4.2. The Blockage of All Fuel Elements
The worst case, blockage of the whole core channels, was considered for both operating schedules too. The results of analysis for each schedule are given in terms of temperature fields distribution of the centered fuel element as a function of the time. The results are presented graphically in Figure-4.a-b.
5. CONCLUSION
All of the analysis results figured out the fact that the core melting was inevitable in case of an uninterrupted operation (continuous operation) preceding a channel blockage accident of the TR-2 Reactor. Such a result will even be met if the blockage occurs only in a single fuel element. But this is not the case for the reactor’s routine operating schedule. The reactor’s operation scheme had been weekly operating schedule until it was ceased in the mid summer of 1995 in order to re-evaluate safety aspects of it. The analysis also shows that core melting will not occur if the reactor is operated in weekly schedule which is not a continuous operating schedule that yields less decay heat rate compared to continuous operation before the accident. As a result, we could easily say that in routine operation (weekly operation) core melting will not occur following a channel blockage accident caused by an earthquake even if all coolant channels are blocked.

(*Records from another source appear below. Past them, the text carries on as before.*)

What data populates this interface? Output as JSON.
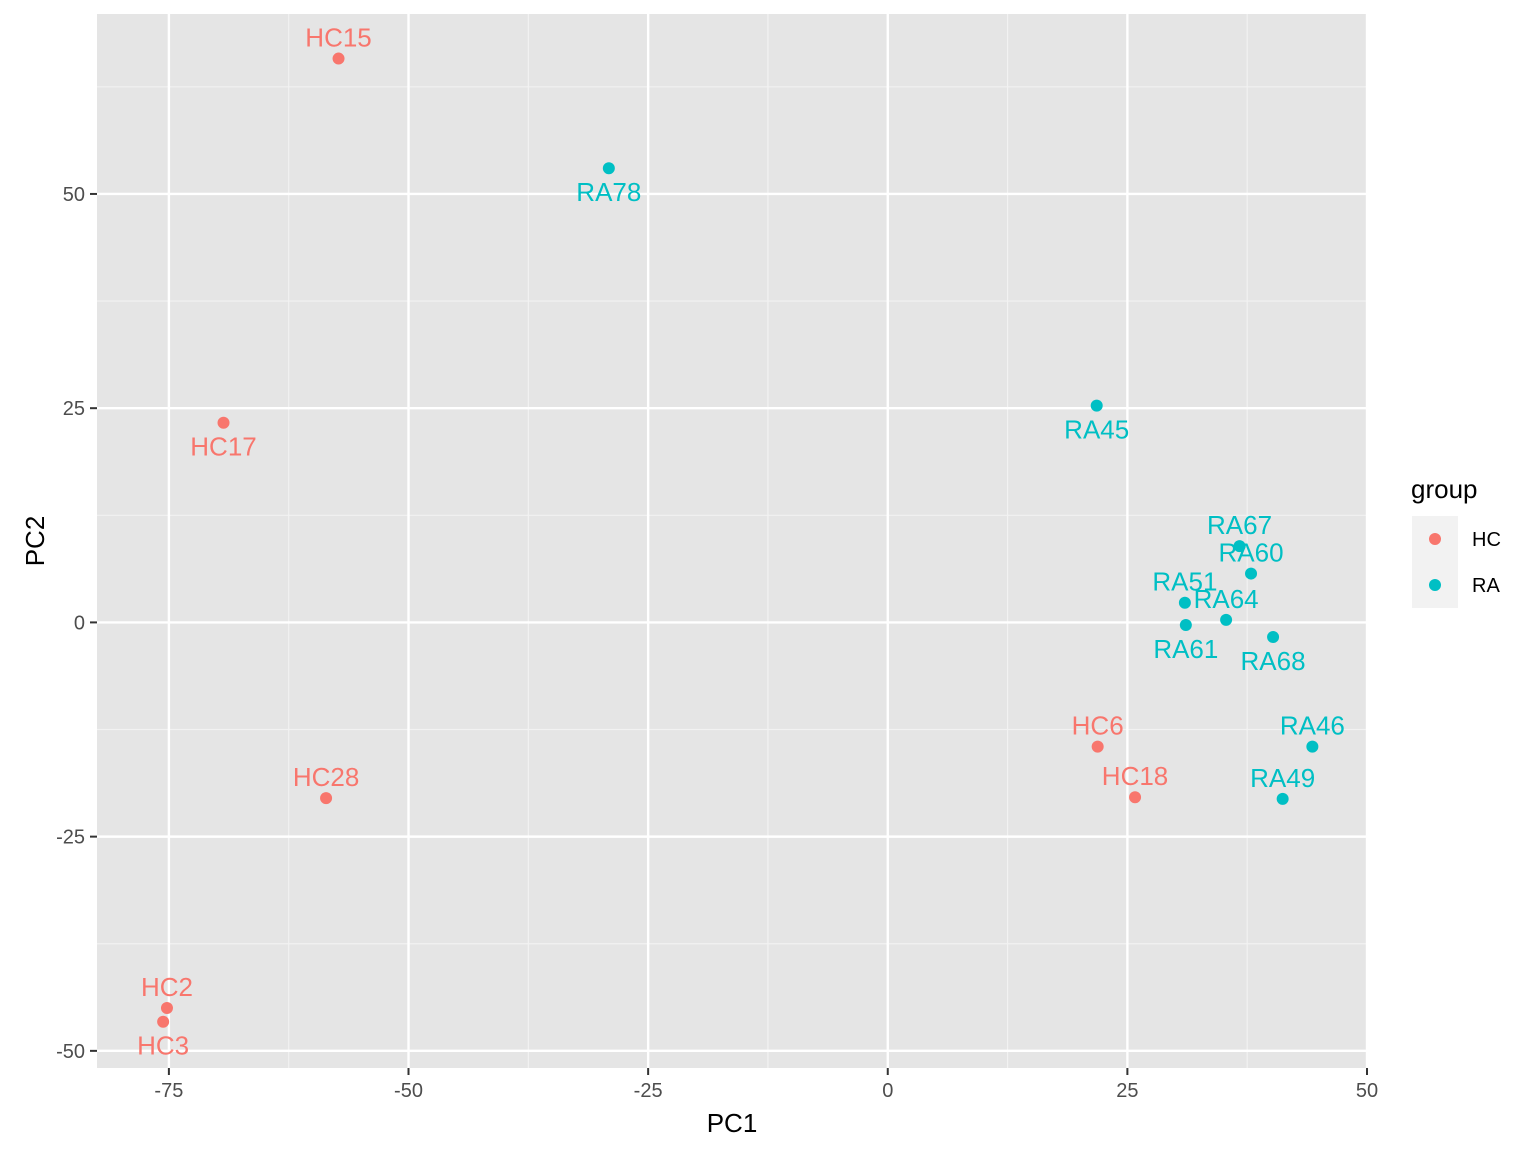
{
  "chart_data": {
    "type": "scatter",
    "xlabel": "PC1",
    "ylabel": "PC2",
    "xlim": [
      -82.5,
      50
    ],
    "ylim": [
      -52,
      71
    ],
    "x_ticks": [
      -75,
      -50,
      -25,
      0,
      25,
      50
    ],
    "x_tick_labels": [
      "-75",
      "-50",
      "-25",
      "0",
      "25",
      "50"
    ],
    "y_ticks": [
      -50,
      -25,
      0,
      25,
      50
    ],
    "y_tick_labels": [
      "-50",
      "-25",
      "0",
      "25",
      "50"
    ],
    "grid": true,
    "legend": {
      "title": "group",
      "position": "right",
      "entries": [
        {
          "label": "HC",
          "color": "#F8766D"
        },
        {
          "label": "RA",
          "color": "#00BFC4"
        }
      ]
    },
    "series": [
      {
        "name": "HC",
        "color": "#F8766D",
        "points": [
          {
            "label": "HC15",
            "x": -57.3,
            "y": 65.8,
            "label_pos": "above"
          },
          {
            "label": "HC17",
            "x": -69.3,
            "y": 23.3,
            "label_pos": "below"
          },
          {
            "label": "HC28",
            "x": -58.6,
            "y": -20.5,
            "label_pos": "above"
          },
          {
            "label": "HC2",
            "x": -75.2,
            "y": -45.0,
            "label_pos": "above"
          },
          {
            "label": "HC3",
            "x": -75.6,
            "y": -46.6,
            "label_pos": "below"
          },
          {
            "label": "HC6",
            "x": 21.9,
            "y": -14.5,
            "label_pos": "above"
          },
          {
            "label": "HC18",
            "x": 25.8,
            "y": -20.4,
            "label_pos": "above"
          }
        ]
      },
      {
        "name": "RA",
        "color": "#00BFC4",
        "points": [
          {
            "label": "RA78",
            "x": -29.1,
            "y": 53.0,
            "label_pos": "below"
          },
          {
            "label": "RA45",
            "x": 21.8,
            "y": 25.3,
            "label_pos": "below"
          },
          {
            "label": "RA67",
            "x": 36.7,
            "y": 8.9,
            "label_pos": "above"
          },
          {
            "label": "RA60",
            "x": 37.9,
            "y": 5.7,
            "label_pos": "above"
          },
          {
            "label": "RA51",
            "x": 31.0,
            "y": 2.3,
            "label_pos": "above"
          },
          {
            "label": "RA64",
            "x": 35.3,
            "y": 0.3,
            "label_pos": "above"
          },
          {
            "label": "RA61",
            "x": 31.1,
            "y": -0.3,
            "label_pos": "below"
          },
          {
            "label": "RA68",
            "x": 40.2,
            "y": -1.7,
            "label_pos": "below"
          },
          {
            "label": "RA46",
            "x": 44.3,
            "y": -14.5,
            "label_pos": "above"
          },
          {
            "label": "RA49",
            "x": 41.2,
            "y": -20.6,
            "label_pos": "above"
          }
        ]
      }
    ]
  }
}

It should also be noted that one of the important program input parameters to be determined was the time “zero”, the time passed after earthquake until blockage of the channels occurred. Because, selection of different “zero” times will result in different initial decay heat and initial temperature fields of the core elements at the time of blockage. Successive runs showed that the behavior of the thermal hydraulics system was purely sensitive to the input parameter “zero” time in case, it is in the orders of up to a few minutes. So, a reasonable value of 10 seconds assigned for “zero” time in all of the above four runs.
The results figured out the fact that a detailed channel blockage accident analysis considering two phase heat transfer mechanism must be made if TR-2 Reactor is planned to be operated in a continuous operating program. The reevaluation of the accident would be necessary because of the higher temperature estimations of the current study. Otherwise, the current results indicate the risk of core meltdown in case of a channel blockage accident. Further amendments could be made by taking into consideration of boiling heat transfer coefficients in the coolant channel regions where boiling occurs.
REFERENCES
1) THEAP-I, A Computer Program for Thermal Hydraulic Analysis of Thermally Interacting Channel Bundle of a Complex Geometry, Code Description and User Manuel, J.G.Bartzis, A.Megaritou, V.Belessiotis, Athens, Greece, 1987.
2) IAEA Guidebook on the Safety and Licensing Aspects of Research Reactor Core Conversion from LEU to HEU fuels, Vol.2 Contribution of Argonne National Laboratory, March 1981.
3) IAEA Guidebook on the Safety and Licensing Aspects of Research Reactor Core Conversion from LEU to HEU fuels, Vol.1 Appendix A. Draft 2, Contribution of Argonne National Laboratory, March 1981.
4) MTR-Tipi Yakit Elemani Kullanilan Arastirma Reaktörlerinde Sogutucu Kanali Tikanmasi Kazasi Analizi, Yüksek Lisans Tezi, A.Yilmazer, ITÜ, Ocak 1997.